Oldstyle, all soot from head to foot, looked like a big black sheep,
Newstyle was thrown upon his own experimental dung heap;
“That weather-glass,” said Oldstyle, “canna be in proper fettle,
Or it might as well a told us there was thunder in the kettle.”
“Steam is so expansive.” “Aye,” said Oldstyle, “so I see.
So expensive, as you call it, that it wilna do for me;
According to my notion, that’s a beast that canna pay,
Who chomps up for his morning feed a hundred ton of hay.”

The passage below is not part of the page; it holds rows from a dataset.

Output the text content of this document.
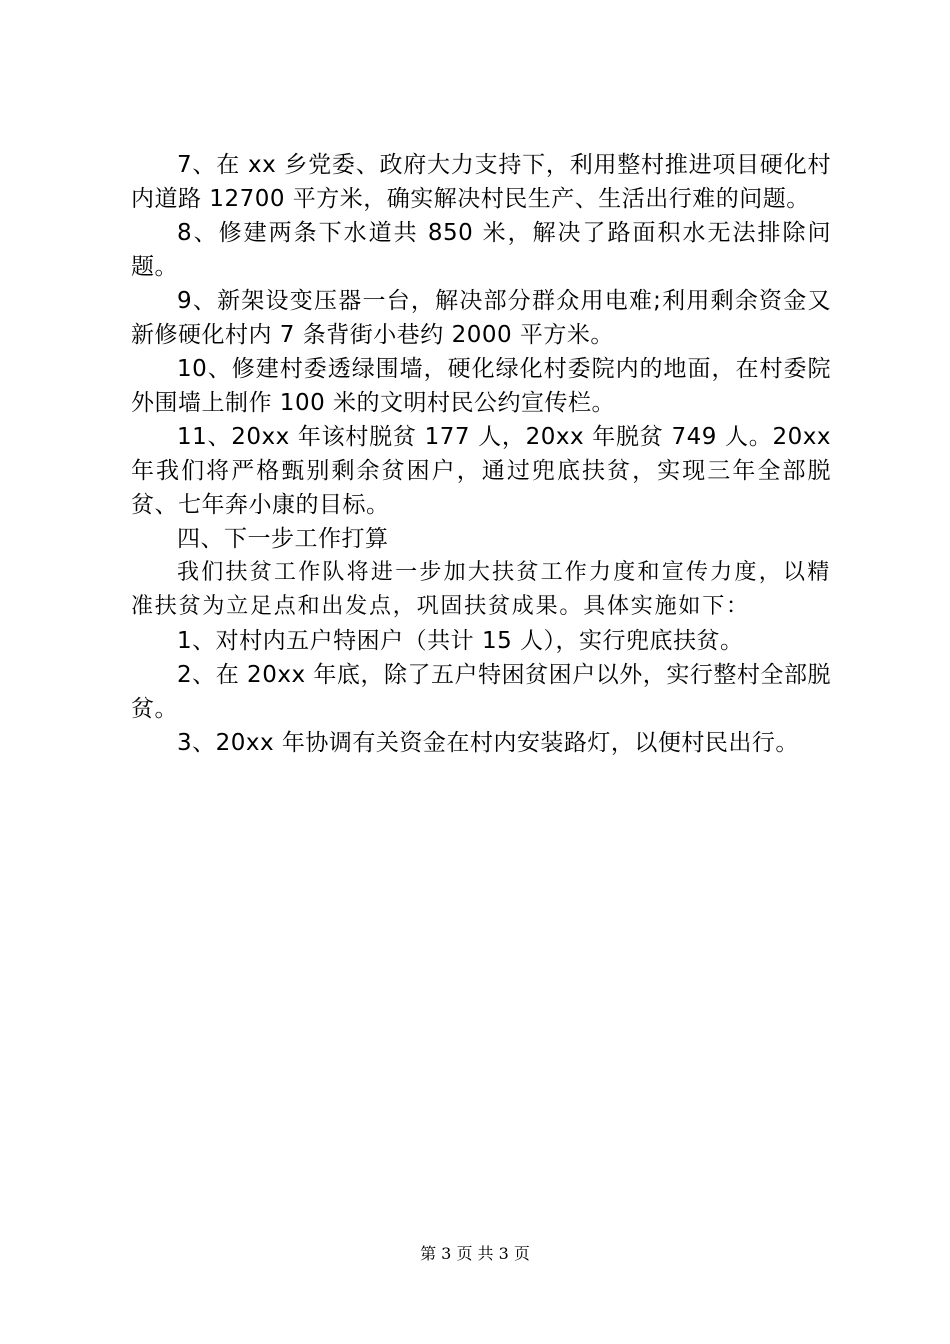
7、在 xx 乡党委、政府大力支持下，利用整村推进项目硬化村内道路 12700 平方米，确实解决村民生产、生活出行难的问题。

8、修建两条下水道共 850 米，解决了路面积水无法排除问题。

9、新架设变压器一台，解决部分群众用电难;利用剩余资金又新修硬化村内 7 条背街小巷约 2000 平方米。

10、修建村委透绿围墙，硬化绿化村委院内的地面，在村委院外围墙上制作 100 米的文明村民公约宣传栏。

11、20xx 年该村脱贫 177 人，20xx 年脱贫 749 人。20xx 年我们将严格甄别剩余贫困户，通过兜底扶贫，实现三年全部脱贫、七年奔小康的目标。

四、下一步工作打算

我们扶贫工作队将进一步加大扶贫工作力度和宣传力度，以精准扶贫为立足点和出发点，巩固扶贫成果。具体实施如下：

1、对村内五户特困户（共计 15 人），实行兜底扶贫。

2、在 20xx 年底，除了五户特困贫困户以外，实行整村全部脱贫。

3、20xx 年协调有关资金在村内安装路灯，以便村民出行。

第 3 页 共 3 页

Then to himself, said Oldstyle, as he homewards quickly went,
“I’ll tak’ no farm where doctors’ bills be heavier than the rent;
I’ve never in hot water been, steam shanna speed my plough,
I’d liefer thrash my grain out by the sweat of my own brow.
“I neither want to scald my pigs, nor toast my cheese, not I,
Afore the butcher sticks ’em or the factor [cheese dealer] comes to buy;
They shanna catch me here again to risk my limbs and life;
I’ve nought at home to blow me up except it be my wife.”